EDIT: for clarification, the groups $H_n$'s rank is bounded by the rank of $H$ and its increasing with $n$ (or stationary) so it converges towards some $\alpha\in\mathbb{N}$. What I can't prove is that the rank of $H$ is not just an upper bound but the least upper bound, ie $rank\, H =\alpha$.
The idea is that you have a restricted inverse sequence consisting of the $H_n$'s, its inverse limit is (identified with) the subgroup $H$ you are interested in, and $H$ is isomorphic to $H_n$ for $n \ge i_0$.
In more detail you have a commutative diagram of the form $\require{AMScd}$ \begin{CD} ... H_{n} @>f_{n} \mid H_{n}>> H_{n-1} @>f_{n-1} \mid H_{n-1}>> ... @>f_2 \mid H_2 >> H_1 \\ @V \subset VV @V \subset VV @. @V \subset VV \\ ... F_{n} @>f_{n} >> F_{n-1} @>f_{n-1} >> ... @> f_2 >> F_1 \end{CD} The bottom row is, of course, the given inverse sequence.
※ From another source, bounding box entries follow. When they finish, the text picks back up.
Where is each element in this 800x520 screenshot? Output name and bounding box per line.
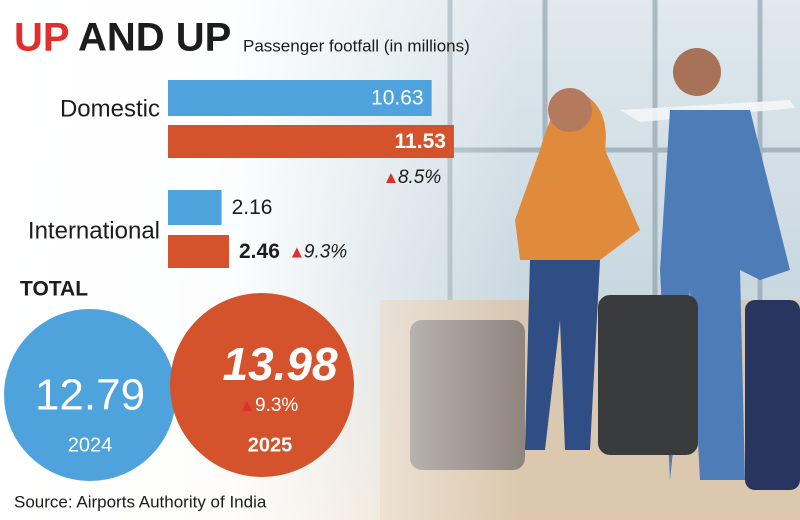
category-label: International [28,217,160,244]
total-year: 2025 [248,434,293,456]
subtitle: Passenger footfall (in millions) [243,36,470,55]
total-value: 12.79 [35,371,145,420]
category-label: Domestic [60,95,160,122]
total-growth: 9.3% [255,395,298,416]
total-value: 13.98 [222,338,338,390]
total-label: TOTAL [20,278,88,301]
total-circle [170,293,354,477]
bar [168,80,432,116]
growth-arrow [291,247,302,258]
growth-label: 8.5% [398,167,441,188]
value-label: 10.63 [371,87,424,110]
bar [168,235,230,268]
title: AND UP [78,16,231,60]
value-label: 2.16 [232,196,273,219]
growth-arrow [242,401,252,411]
total-year: 2024 [68,434,113,456]
bar [168,190,222,225]
bar [168,125,454,158]
source: Source: Airports Authority of India [14,492,267,511]
growth-label: 9.3% [304,242,347,263]
value-label: 2.46 [239,240,280,263]
growth-arrow [385,173,396,183]
value-label: 11.53 [395,130,446,153]
total-circle [4,309,176,481]
title-accent: UP [14,16,70,60]
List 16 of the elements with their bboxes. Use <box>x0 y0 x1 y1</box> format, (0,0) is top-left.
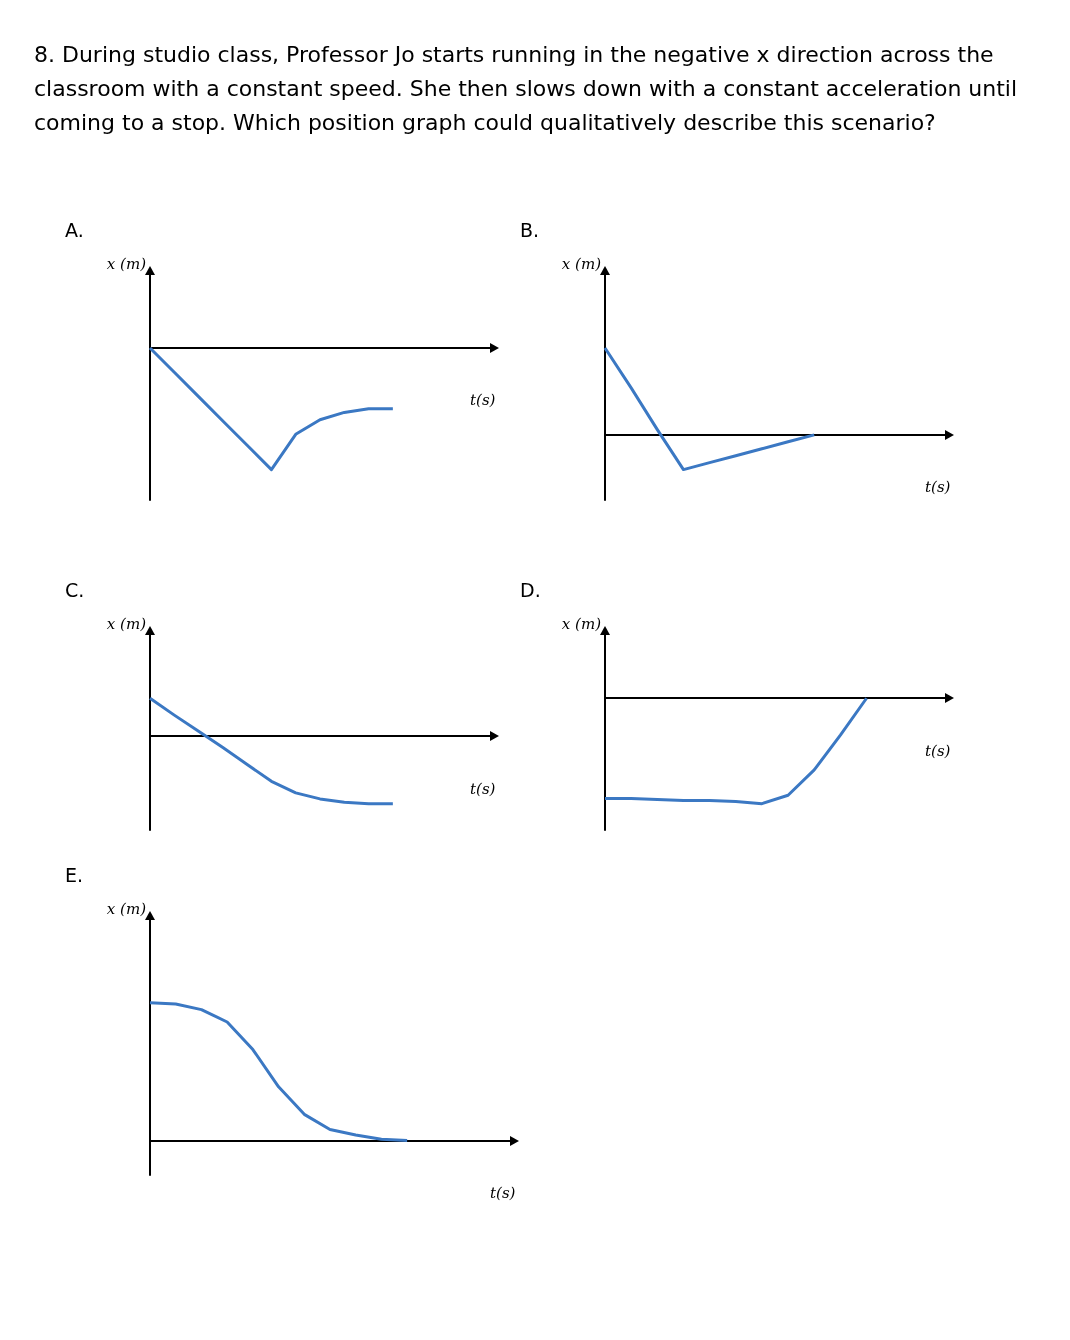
chart-title: D. <box>520 578 541 601</box>
text: 8. During studio class, Professor Jo starts running in the negative x direction across the classroom with a constant speed. She then slows down with a constant acceleration until coming to a stop. Which position graph could qualitatively describe this scenario? <box>34 41 1019 137</box>
chart-title: A. <box>65 218 84 241</box>
x-axis-title: t(s) <box>470 391 496 410</box>
x-axis-title: t(s) <box>925 478 951 497</box>
y-axis-title: x (m) <box>561 614 602 633</box>
y-axis-title: x (m) <box>561 254 602 273</box>
chart-title: C. <box>65 578 85 601</box>
chart-title: B. <box>520 218 540 241</box>
chart-title: E. <box>65 863 84 886</box>
x-axis-title: t(s) <box>490 1184 516 1203</box>
x-axis-title: t(s) <box>925 741 951 760</box>
y-axis-title: x (m) <box>106 254 147 273</box>
x-axis-title: t(s) <box>470 779 496 798</box>
y-axis-title: x (m) <box>106 899 147 918</box>
y-axis-title: x (m) <box>106 614 147 633</box>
The top row is an inverse sequence having the property that for sufficiently large $n$ the map $f_n \mid H_n : H_n \to H_{n-1}$ is an isomorphism for $n \ge i_0$.
It follows that the inverse limit $H$ of the top row is isomorphic to $H_n$ for $n \ge i_0$, and furthermore that the projection maps $H \mapsto H_n$ are isomorphisms for $n \ge i_0$.
It also follows, from the universal properties of inverse limits, that one has a commutative diagram $$ \begin{CD} H @>>> H_n\\ @V V V @VV \subset V\\ F @>>> F_n \end{CD} $$ where the horizontal arrows are projection maps. Since the top and right arrows are known to be injective, it follows that $H \mapsto F$ is injective, and the image of this injection is the subgroup of $F$ that you want.